The school zone speed camera program was reactivated on February 1st in the following locations
- Discovery School, 911 Abbott Rd.
- Dr. Blackman, PS 54, 2358 Main St.
- Eve School, 453 Leroy Ave.
- Grabiarz School/West Hertel, 489 Hertel Ave.
- Olmsted School, 319 Suffolk St.
- Houghton Academy, 1725 Clinton St.
- Hutch Tech/ Herman Badillo Bilingual Academy, 256 Elmwood Ave. / 315 Carolina St.
- Makowski School, 1095 Jefferson Ave.
- McKinley School, 1500 Elmwood Ave.
- Porter School/ DaVinci School, 255 Porter Ave. / 320 Porter Ave.
- Bennett Park Montessori, 342 Clinton St.
- Performing Arts, 450 Masten Ave.
- Academy Middle, 425 South Park
- Lewis J. Bennett School, 2885 Main St.
- Harvey Austin School, 1405 Sycamore St.
The city says there will also be the same education and warning period in place for the five cameras that were reactivated in the fall to keep the program aligned across the city and avoid confusion.
- Canisius High School, 1180 Delaware
- Nichols School, 1250 Amherst Street
- Notre Dame Academy, 1125 Abbott Road
- St. Joseph University School, 3275 Main Street
- Buffalo Promise Neighborhood Children’s Academy, 3149 Bailey Avenue
The city has been collecting data during the warning period.
"People are changing their culture in the school zone safety camera program areas, I think they're going to continue to change that culture," said Kevin Helfer, City Parking Violations Commissioner.
These cameras aim to keep students safe and improve traffic in the city, according to Mayor Byron Brown. But one Buffalo Common Council member says it's turned into a whole different animal.
One that’s costing people money when they’re already struggling. Urban planner Peter Rizzo looked into the cameras last month and found the city is disproportionately targeting high-poverty, minority neighborhoods.
He suggests the city needs to drop the program. Common Council Member Rasheed N.C. Wyatt says people in his district were struggling financially because of these cameras and they’ll start struggling again once they’re back on.
“I think it’s gonna get worse, we didn’t fix the problem, we just put a band-aid over it.
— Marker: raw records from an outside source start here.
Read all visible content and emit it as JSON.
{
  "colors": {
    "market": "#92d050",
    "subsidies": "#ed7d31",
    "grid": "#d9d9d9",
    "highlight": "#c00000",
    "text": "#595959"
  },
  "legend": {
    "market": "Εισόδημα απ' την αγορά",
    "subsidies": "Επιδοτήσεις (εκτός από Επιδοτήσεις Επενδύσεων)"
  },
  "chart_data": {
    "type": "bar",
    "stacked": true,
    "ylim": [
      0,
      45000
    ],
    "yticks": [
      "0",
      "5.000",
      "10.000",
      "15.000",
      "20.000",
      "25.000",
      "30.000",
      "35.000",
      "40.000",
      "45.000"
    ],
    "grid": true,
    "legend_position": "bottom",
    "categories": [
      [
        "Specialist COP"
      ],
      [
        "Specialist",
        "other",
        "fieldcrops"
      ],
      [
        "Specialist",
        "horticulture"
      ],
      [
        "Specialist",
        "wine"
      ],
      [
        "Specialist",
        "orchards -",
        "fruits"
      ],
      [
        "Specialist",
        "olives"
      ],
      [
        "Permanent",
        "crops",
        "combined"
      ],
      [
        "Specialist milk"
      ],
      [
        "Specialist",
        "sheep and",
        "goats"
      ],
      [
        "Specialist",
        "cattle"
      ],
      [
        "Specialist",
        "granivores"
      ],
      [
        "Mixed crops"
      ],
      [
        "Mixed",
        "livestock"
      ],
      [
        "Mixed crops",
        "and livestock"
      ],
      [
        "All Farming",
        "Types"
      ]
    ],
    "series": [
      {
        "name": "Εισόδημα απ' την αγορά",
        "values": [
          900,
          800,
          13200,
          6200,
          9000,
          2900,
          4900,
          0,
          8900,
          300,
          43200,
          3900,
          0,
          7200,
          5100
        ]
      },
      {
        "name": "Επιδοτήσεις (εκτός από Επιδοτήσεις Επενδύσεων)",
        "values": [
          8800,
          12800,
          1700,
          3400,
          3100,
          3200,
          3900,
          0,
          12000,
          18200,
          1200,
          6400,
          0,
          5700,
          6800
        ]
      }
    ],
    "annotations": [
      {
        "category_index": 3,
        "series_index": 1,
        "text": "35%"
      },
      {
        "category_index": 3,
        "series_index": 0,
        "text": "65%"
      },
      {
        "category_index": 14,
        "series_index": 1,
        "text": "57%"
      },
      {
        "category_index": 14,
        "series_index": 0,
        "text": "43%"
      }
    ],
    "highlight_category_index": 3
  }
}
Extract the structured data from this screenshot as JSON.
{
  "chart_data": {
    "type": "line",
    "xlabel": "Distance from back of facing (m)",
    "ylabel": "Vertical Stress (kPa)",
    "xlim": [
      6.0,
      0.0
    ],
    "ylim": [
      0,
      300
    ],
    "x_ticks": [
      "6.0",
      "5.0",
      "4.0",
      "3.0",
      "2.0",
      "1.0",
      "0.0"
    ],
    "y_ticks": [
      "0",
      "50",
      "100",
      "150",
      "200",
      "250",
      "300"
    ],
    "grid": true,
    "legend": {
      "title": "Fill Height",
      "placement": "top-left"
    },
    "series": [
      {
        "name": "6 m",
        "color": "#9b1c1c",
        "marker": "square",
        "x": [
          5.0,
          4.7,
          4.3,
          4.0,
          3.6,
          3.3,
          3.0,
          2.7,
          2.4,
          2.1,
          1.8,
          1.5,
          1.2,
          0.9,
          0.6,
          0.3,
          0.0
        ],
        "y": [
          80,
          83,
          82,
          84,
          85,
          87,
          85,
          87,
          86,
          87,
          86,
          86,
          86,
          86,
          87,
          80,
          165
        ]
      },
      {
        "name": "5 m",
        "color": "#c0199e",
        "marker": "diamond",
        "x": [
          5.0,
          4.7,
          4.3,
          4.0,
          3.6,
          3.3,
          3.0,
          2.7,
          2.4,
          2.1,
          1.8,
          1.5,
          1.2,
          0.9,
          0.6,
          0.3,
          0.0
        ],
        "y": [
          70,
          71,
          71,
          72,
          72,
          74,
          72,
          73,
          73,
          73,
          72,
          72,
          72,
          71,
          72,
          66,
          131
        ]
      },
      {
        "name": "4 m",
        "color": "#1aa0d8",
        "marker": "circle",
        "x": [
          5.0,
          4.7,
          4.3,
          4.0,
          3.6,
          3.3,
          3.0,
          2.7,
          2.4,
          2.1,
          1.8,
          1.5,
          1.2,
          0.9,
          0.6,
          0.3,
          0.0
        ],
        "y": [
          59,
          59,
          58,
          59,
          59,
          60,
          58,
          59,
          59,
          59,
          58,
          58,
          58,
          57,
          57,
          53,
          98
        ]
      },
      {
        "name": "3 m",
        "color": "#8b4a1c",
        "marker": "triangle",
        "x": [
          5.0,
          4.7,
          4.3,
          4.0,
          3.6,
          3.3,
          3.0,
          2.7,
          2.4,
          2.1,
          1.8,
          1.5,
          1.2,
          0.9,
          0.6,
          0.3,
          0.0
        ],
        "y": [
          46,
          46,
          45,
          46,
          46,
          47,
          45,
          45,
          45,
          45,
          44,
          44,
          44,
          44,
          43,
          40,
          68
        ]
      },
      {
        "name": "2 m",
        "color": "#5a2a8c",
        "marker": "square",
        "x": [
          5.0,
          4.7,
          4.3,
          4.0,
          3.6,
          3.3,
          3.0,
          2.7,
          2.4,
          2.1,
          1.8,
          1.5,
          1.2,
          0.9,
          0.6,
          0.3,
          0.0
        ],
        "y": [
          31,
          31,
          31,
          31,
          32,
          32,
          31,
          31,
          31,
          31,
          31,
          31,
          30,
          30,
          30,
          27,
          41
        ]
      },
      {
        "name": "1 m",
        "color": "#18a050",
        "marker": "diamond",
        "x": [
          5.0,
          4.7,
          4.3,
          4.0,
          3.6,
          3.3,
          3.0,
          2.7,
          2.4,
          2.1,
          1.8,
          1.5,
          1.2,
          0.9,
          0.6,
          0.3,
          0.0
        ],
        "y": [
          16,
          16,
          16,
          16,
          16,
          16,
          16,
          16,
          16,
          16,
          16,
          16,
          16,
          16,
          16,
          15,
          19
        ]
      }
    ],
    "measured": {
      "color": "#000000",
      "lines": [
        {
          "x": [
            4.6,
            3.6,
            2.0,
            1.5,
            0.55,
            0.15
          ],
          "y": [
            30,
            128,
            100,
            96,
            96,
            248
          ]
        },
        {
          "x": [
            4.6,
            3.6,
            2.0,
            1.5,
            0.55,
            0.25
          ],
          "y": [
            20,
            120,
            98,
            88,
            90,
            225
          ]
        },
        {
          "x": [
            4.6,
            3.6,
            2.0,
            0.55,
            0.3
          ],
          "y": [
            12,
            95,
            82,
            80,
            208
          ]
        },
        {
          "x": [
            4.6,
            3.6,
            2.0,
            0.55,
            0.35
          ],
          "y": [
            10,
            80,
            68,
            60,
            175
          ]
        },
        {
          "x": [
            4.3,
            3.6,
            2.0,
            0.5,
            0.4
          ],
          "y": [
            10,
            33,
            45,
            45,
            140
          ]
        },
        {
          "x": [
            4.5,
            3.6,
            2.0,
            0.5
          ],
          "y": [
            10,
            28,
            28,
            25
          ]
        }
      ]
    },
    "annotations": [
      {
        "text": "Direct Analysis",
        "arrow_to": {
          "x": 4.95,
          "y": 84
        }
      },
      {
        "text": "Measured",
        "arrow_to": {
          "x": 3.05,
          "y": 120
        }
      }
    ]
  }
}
This is something we just gotta get rid of and move forward and look at less punitive measures and I think speed humps, crosswalks and those type of things are the right way to go," said Wyatt.
Wyatt says he’s worried that if things don’t change with this program, the public will completely lose trust in the city. He’s meeting with groups this week to look into different ways to keep children safe and keep money in pockets at the same time.
The City of Buffalo created an interactive map to help you find each location more easily. You can access that map here.
Anyone who speeds will be issued a $50 fine.